Assessing the Status of Selected Measures

Among the many statistics in the AHA 2019 update, some indicate progress and others suggest opportunities for improvement.

Smoking and Tobacco Use

Tobacco use, a leading cause of preventable death globally, has consistently declined in the United States in the last few decades. Based on the latest data:
  • Fifteen-and-a-half percent of adults and 3.4 percent of adolescents smoked cigarettes in the past month.
  • Rates of tobacco use are higher among American Indian/Alaska Natives and lesbians, gays, bisexuals and transgender people.
  • E-cigarette use among high school students has increased sharply to 11.3 percent compared to a few years ago. But it’s lower than it was during the past two years.

In several cities where laws increased the minimum tobacco-buying age from 18 to 21 years, smoking prevalence among high school students dropped 47 percent. If enacted nationwide, we could avoid 249,000 premature deaths, 45,000 lung cancer deaths and 4.2 million lost life-years.

Sugar-sweetened Beverage (SSB) Tax

Taxes on sugary drinks have netted positive results:
  • In Mexico, SSB purchases went down by 5.5 percent one year after implementing the 1 peso per liter tax, and by 9.7 percent after two years. In households of the lowest socioeconomic status, declines at each time point were even greater.
  • A similar 1 cent per ounce excise tax on SSBs in Berkeley, California resulted in a 9.6 percent decline in SSB sales after one year.

WIC Food Packages

The Special Supplemental Nutrition Program for Women, Infants and Children (WIC) food packages were revised in 2009 to include more fruits, vegetables, whole grains and lower-fat milk. These updates were associated with improved diet quality among program participants, based on the Healthy Eating Index (a measure of diet quality). The food packages are evaluated every 10 years, and further nutritional improvements were recommended in the latest (2017) review. If more changes are made in the coming years, participants’ diet quality should benefit right away.

Overweight and Obesity
  • Rates of obesity and severe obesity in youth (ages 2-19 years) didn’t increase significantly from 2007-08 to 2015-16, but the prevalence remains high at 18.5 percent.
  • Among older children and adolescents (12-19 years), the prevalence of ideal BMI (<25 kg/m2) declined 14.3 percent from 1999-2000 to 2015-16.
  • For adults, prevalence of obesity and severe obesity significantly increased over the last decade. The 2015-16 estimates indicate that nearly 40 percent of adults are obese and 7.7 percent of those are at a level of obesity classified as “severe.”
  • Obesity is associated with a shorter lifespan and living a longer percentage of life with CVD. Higher BMI is associated with a significantly higher risk of death caused by CVD.
  • One bright spot: The percent of inactive adults dropped from 40 in 2007 to about 30 in 2016.

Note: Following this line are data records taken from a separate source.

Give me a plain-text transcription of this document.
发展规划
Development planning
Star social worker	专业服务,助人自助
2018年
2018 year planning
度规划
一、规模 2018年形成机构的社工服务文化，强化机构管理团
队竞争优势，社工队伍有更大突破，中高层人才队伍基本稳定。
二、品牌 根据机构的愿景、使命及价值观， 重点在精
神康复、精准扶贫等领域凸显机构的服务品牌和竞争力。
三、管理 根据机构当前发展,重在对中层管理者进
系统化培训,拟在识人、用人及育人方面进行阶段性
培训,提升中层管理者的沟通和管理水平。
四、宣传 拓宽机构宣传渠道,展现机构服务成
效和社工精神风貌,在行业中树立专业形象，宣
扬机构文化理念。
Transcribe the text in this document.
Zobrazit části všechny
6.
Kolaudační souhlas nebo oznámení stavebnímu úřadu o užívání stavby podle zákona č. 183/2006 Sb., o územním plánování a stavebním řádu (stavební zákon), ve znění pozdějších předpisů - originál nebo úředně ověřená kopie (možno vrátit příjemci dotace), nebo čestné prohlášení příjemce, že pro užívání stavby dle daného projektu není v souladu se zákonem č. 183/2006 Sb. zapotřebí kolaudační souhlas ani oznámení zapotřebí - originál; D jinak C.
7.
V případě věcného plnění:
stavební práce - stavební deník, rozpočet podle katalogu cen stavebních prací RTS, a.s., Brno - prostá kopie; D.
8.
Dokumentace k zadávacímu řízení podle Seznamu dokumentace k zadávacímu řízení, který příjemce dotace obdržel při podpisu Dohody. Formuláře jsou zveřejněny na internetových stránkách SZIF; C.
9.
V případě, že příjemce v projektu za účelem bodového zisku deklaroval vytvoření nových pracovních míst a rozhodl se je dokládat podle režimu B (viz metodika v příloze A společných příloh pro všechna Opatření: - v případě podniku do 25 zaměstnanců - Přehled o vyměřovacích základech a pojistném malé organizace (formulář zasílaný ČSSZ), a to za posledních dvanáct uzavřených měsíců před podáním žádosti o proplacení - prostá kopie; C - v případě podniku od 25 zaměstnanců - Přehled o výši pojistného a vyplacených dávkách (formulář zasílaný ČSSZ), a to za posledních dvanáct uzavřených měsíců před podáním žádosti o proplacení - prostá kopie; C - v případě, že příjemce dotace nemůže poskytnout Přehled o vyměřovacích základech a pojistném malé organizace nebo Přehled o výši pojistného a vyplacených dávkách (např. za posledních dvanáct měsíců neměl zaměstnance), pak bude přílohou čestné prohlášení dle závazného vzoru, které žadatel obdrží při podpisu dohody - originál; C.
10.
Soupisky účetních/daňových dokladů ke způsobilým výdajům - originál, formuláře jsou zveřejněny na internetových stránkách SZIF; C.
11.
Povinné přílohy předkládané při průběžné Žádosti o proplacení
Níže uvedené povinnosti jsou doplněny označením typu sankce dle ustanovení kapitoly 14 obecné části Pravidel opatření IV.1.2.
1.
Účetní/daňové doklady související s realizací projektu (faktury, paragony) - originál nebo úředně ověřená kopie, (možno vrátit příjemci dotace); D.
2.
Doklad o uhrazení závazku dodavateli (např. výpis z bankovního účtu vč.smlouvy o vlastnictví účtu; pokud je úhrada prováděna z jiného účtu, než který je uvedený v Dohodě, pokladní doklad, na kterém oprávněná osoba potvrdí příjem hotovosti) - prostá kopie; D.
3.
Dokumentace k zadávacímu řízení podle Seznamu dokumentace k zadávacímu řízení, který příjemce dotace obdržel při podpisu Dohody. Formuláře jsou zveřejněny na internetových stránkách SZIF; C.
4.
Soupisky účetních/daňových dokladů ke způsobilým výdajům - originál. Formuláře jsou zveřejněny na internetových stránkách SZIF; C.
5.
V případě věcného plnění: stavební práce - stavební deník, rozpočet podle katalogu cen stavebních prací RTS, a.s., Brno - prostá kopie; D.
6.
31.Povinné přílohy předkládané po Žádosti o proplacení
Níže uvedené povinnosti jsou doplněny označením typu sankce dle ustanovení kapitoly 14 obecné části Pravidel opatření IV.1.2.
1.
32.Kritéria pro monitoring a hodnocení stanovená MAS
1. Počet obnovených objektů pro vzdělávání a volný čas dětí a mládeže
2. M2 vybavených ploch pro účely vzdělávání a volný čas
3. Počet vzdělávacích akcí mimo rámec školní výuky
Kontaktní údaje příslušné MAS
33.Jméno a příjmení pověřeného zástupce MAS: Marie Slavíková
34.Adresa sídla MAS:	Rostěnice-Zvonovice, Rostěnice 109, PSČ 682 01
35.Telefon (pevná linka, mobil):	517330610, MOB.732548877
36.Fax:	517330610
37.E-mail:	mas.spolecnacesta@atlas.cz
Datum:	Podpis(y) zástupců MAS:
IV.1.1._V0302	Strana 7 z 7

There are no quick fixes to help more Americans achieve a healthy weight. The changes in culture, environments and policies that can improve our food and physical activity choices can take years to implement, and the status quo may be resistant to change. We must be steadfast in pursuing these changes to make communities safer, more walkable and bike-friendly. We also need to continue progressing toward making healthy foods and beverages more available, affordable and prominent in corner stores, vending machines, school, workplace cafeterias and other public places.

Moving Forward

Beginning in 2020, we’ll chart our progress with a metric called healthy life expectancy. Also known as health-adjusted life expectancy (HALE), it captures the number of years a person can expect to live in good health based on current patterns of mortality and morbidity. The lay public may find HALE a more meaningful and relatable metric than statistics about death rates and risk factors.

Comparing HALE in different U.S. regions and other countries can help us identify health disparities and provide guidance for investing resources and implementing initiatives to improve health and achieve health equities. And that’s why — as we pursue longer, healthier lives for all — regularly assessing our progress with meaningful measures is critical.